3.2 Storage and transmission

The pprox schema can be serialized in any format that supports nested maps and arrays. Compatible formats include JSON, BSON, YAML, and edn.

Files that contain serialized pprox data SHOULD use an extension that indicates the serialization format. Code SHOULD check the $schema field to determine which version of the spec to use in parsing the data. When transmitting pprox data over a network using HTTP, servers SHOULD use the MIME media type application/vnd.meliza-org.pprox+json; version=1.0, replacing json with the serialization format being used. Clients requesting pprox data SHOULD use this MIME type in the Accepts header to inform servers of the preferred format.

In most cases, data should be serialized as a pprox collection rather than as individual pproc objects. Collection contents should reflect the structure of the experiment and minimize the amount of duplicated metadata.

However, in applications where data need to be streamed (e.g., live visualization of ongoing acquisition), serialization protocols that have enclosing delimiters (like JSON) cannot be used.
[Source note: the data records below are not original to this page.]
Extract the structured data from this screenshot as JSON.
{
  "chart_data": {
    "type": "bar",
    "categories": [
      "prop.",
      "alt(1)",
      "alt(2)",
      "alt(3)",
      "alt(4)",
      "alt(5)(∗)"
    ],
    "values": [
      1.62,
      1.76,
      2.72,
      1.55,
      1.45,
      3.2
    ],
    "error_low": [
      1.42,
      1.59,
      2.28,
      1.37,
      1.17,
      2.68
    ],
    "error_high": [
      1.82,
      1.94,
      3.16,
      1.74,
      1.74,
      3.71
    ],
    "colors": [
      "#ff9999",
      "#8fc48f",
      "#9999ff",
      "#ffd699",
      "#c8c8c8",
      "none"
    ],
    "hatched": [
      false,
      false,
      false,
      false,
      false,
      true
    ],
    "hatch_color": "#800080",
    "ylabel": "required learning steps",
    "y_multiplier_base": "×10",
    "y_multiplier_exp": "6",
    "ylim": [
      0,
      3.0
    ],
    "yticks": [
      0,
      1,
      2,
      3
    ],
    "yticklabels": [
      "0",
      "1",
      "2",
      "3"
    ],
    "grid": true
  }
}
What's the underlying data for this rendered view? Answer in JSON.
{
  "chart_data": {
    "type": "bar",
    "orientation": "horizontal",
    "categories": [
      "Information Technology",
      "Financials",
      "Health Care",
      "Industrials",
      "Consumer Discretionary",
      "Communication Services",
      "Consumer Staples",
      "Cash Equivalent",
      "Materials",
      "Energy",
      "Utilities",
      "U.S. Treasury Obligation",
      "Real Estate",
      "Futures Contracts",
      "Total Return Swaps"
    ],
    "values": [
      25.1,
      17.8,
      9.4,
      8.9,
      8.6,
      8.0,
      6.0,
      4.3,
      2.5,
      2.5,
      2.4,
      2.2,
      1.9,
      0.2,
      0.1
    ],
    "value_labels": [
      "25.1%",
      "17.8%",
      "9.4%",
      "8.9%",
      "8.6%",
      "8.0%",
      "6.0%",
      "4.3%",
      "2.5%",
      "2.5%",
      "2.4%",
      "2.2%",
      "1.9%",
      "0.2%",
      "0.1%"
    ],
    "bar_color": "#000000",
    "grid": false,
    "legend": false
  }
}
One solution is to use a format like YAML or ZPL. Another solution is to send top-level metadata separately and then stream individual pproc objects.

Licence

Copyright (c) 2016-2018 C Daniel Meliza.

This Specification is free software; you can redistribute it and/or modify it under the terms of the GNU General Public License as published by the Free Software Foundation; either version 3 of the License, or (at your option) any later version.

This Specification is distributed in the hope that it will be useful, but WITHOUT ANY WARRANTY; without even the implied warranty of MERCHANTABILITY or FITNESS FOR A PARTICULAR PURPOSE. See the GNU General Public License for more details.

You should have received a copy of the GNU General Public License along with this program; if not, see http://www.gnu.org/licenses.

Change Process

This Specification is a free and open Consensus-Oriented Specification System (COSS).

Version numbering is semantic. Changes that maintain backwards compatibility (i.e., that do not change or remove any required fields and attributes) result in increments to the minor version. Changes that break backwards compatibility must receive new major version numbers. Changes that significantly alter the goals of the specification must result in a new identifier, preferably with a reference to the version of this document at the time of the fork.

Language

The key words “MUST”, “MUST NOT”, “REQUIRED”, “SHALL”, “SHALL NOT”, “SHOULD”, “SHOULD NOT”, “RECOMMENDED”, “MAY”, and “OPTIONAL” in this document are to be interpreted as described in RFC 2119.